Хамал глубоко задумался. Потом поднялся, подошёл к дивану и, вдруг, схватив за хвост треугольную диванную подушку, что было силы метнул ею в Мориса. Через несколько секунд, вдавленный отскочившей от Невера подушкой в диван, он блеснул глазами и торжествующе улыбнулся, авторитетно подняв указательный палец.
– Мсье, прошу внимания.
– Гиллель звонко щелкнул пальцами.
– Я знаю, как и почему погиб Виллигут.
– Он замолчал, ожидая, чтобы все, затаив дыхание, пожирали бы его жадными, ожидающими взорами.
Натурально, все и пожирали. Как же иначе-то? Риммон смотрел на него как грек на Дельфийского оракула, Эммануэль поднялся на локте и нахмурился - голова его всё ещё кружилась. Морис де Невер закусил губу и тоже не сводил с Хамала настороженного взгляда. Вдоволь насладившись всеобщим вниманием, Хамал начал:
– В комнате Генриха под раскрытой книгой я нашёл волт. Волосы мужской фигурки были белыми. Мы были правы - своей жертвой он наметил вас, Невер. Видимо, изначально он, влюбившись, пытался приворожить вас. Потом, обозлившись на ваш отказ и оплеухи, попытался отомстить. Удар он навлёк на вас страшный, ведь вам всё же, вспомните, стало плохо. Но вы оказались неуязвимы для любой агрессии, в том числе и для любовных приворотов и дьявольских проклятий. Он же ничего не знал о вашей неуязвимости. В итоге, - нашла коса на камень, - демонический удар, направленный на вас, отлетел и, как пуля, ударил по самому Виллигуту, надо полагать, с той же демонической мощью.
– Он поднял двумя пальцами остатки искореженного ружья.

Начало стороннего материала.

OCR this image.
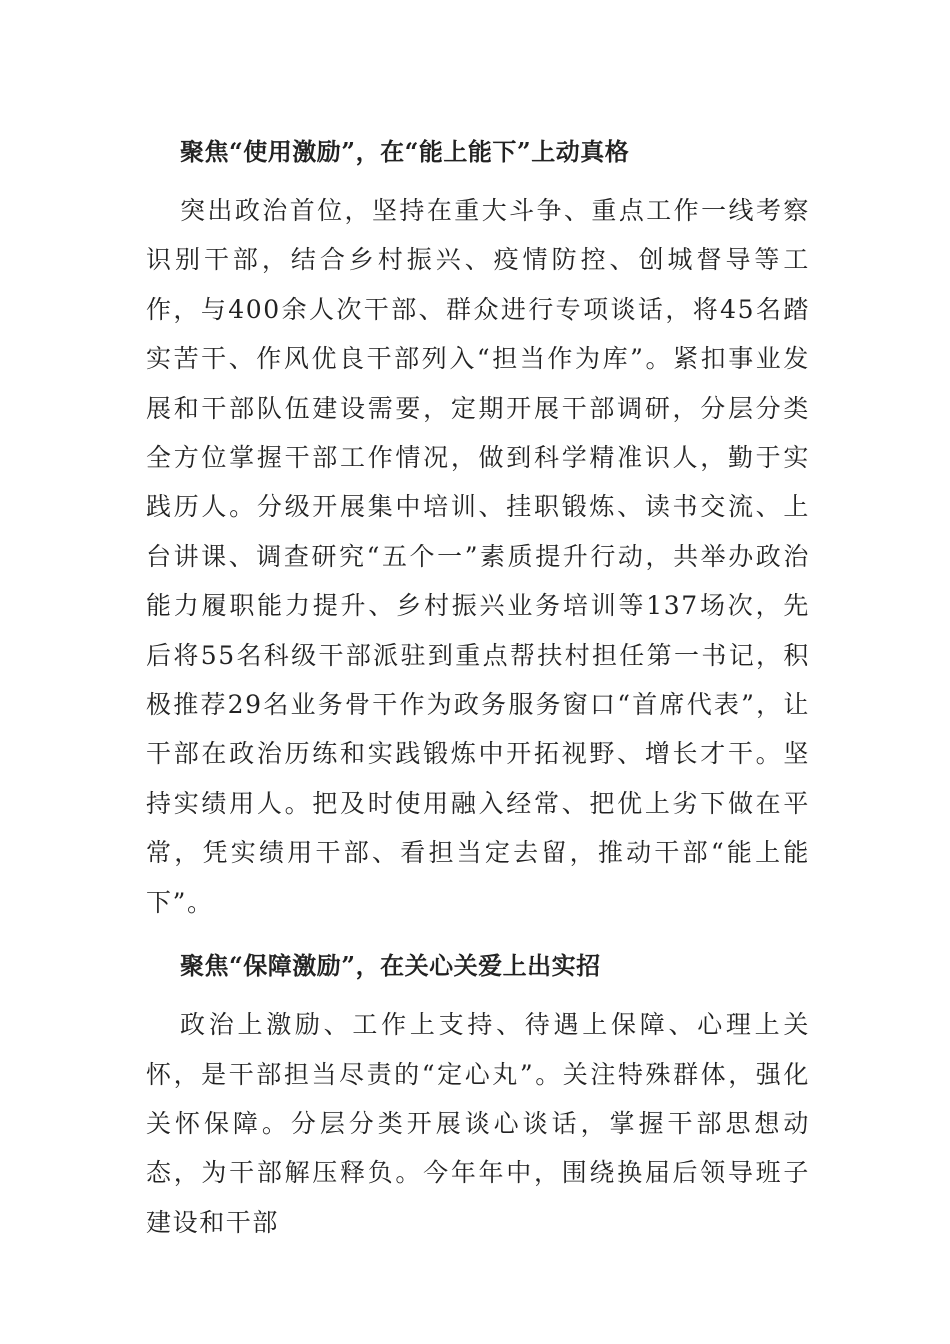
聚焦“使用激励”，在“能上能下”上动真格

突出政治首位，坚持在重大斗争、重点工作一线考察识别干部，结合乡村振兴、疫情防控、创城督导等工作，与400余人次干部、群众进行专项谈话，将45名踏实苦干、作风优良干部列入“担当作为库”。紧扣事业发展和干部队伍建设需要，定期开展干部调研，分层分类全方位掌握干部工作情况，做到科学精准识人，勤于实践历人。分级开展集中培训、挂职锻炼、读书交流、上台讲课、调查研究“五个一”素质提升行动，共举办政治能力履职能力提升、乡村振兴业务培训等137场次，先后将55名科级干部派驻到重点帮扶村担任第一书记，积极推荐29名业务骨干作为政务服务窗口“首席代表”，让干部在政治历练和实践锻炼中开拓视野、增长才干。坚持实绩用人。把及时使用融入经常、把优上劣下做在平常，凭实绩用干部、看担当定去留，推动干部“能上能下”。

聚焦“保障激励”，在关心关爱上出实招

政治上激励、工作上支持、待遇上保障、心理上关怀，是干部担当尽责的“定心丸”。关注特殊群体，强化关怀保障。分层分类开展谈心谈话，掌握干部思想动态，为干部解压释负。今年年中，围绕换届后领导班子建设和干部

– Результат - сильнейшее кровоизлияние в мозг. Вот и всё...
– Роющий яму другому, сам в неё попадёт, - было несколько странно слышать из уст Риммона слова Писания.
– Как вспомню эту мессу, мутит меня. И это мужчина! Тьфу! Поделом ему, треклятому.

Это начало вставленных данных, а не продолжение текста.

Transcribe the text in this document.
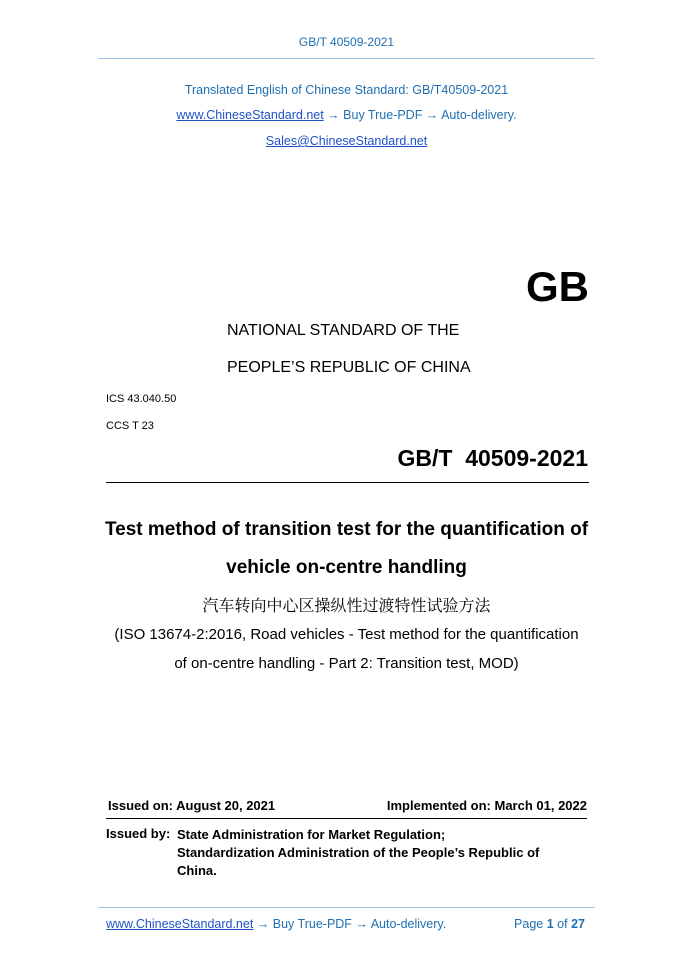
GB/T 40509-2021
Translated English of Chinese Standard: GB/T40509-2021
www.ChineseStandard.net → Buy True-PDF → Auto-delivery.
Sales@ChineseStandard.net
GB
NATIONAL STANDARD OF THE
PEOPLE’S REPUBLIC OF CHINA
ICS 43.040.50
CCS T 23
GB/T  40509-2021
Test method of transition test for the quantification of
vehicle on-centre handling
汽车转向中心区操纵性过渡特性试验方法
(ISO 13674-2:2016, Road vehicles - Test method for the quantification
of on-centre handling - Part 2: Transition test, MOD)
Issued on: August 20, 2021	Implemented on: March 01, 2022
Issued by: State Administration for Market Regulation;
Standardization Administration of the People’s Republic of
China.
www.ChineseStandard.net → Buy True-PDF → Auto-delivery.	Page 1 of 27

Морис де Невер не разделял его мнения. Вспоминая о домогательствах Генриха, он тоже чувствовал приступы тошноты, но осознавать себя причиной, хоть и невольной, его смерти, ему было тяжело.
– 'Врачевахом Вавилона и не исцелел', - подытожил разговор цитатой из Иеремии Хамал.
– Пора и поужинать, господа. Что вы скажете об омлете с грибами?
Эммануэль извинился, сказав, что они с Невером званы к профессору Вальяно.
– Вальяно?
– Хамал неожиданно осёкся.
– Да, а что?
– Ничего, но...
– Что 'но'?
Хамал удивленно пожевал губами.
– Понимаете, я не читаю его мыслей. Ничего не вижу. Кстати, у нашего куратора - тоже...
Невер и Ригель переглянулись, но, видимо, не сочли его слова поводом отказаться от приглашения, и, попрощавшись, ушли. Но едва Хамал попытался покинуть гостиную Риммона, выход ему железным засовом перегородила рука Сирраха.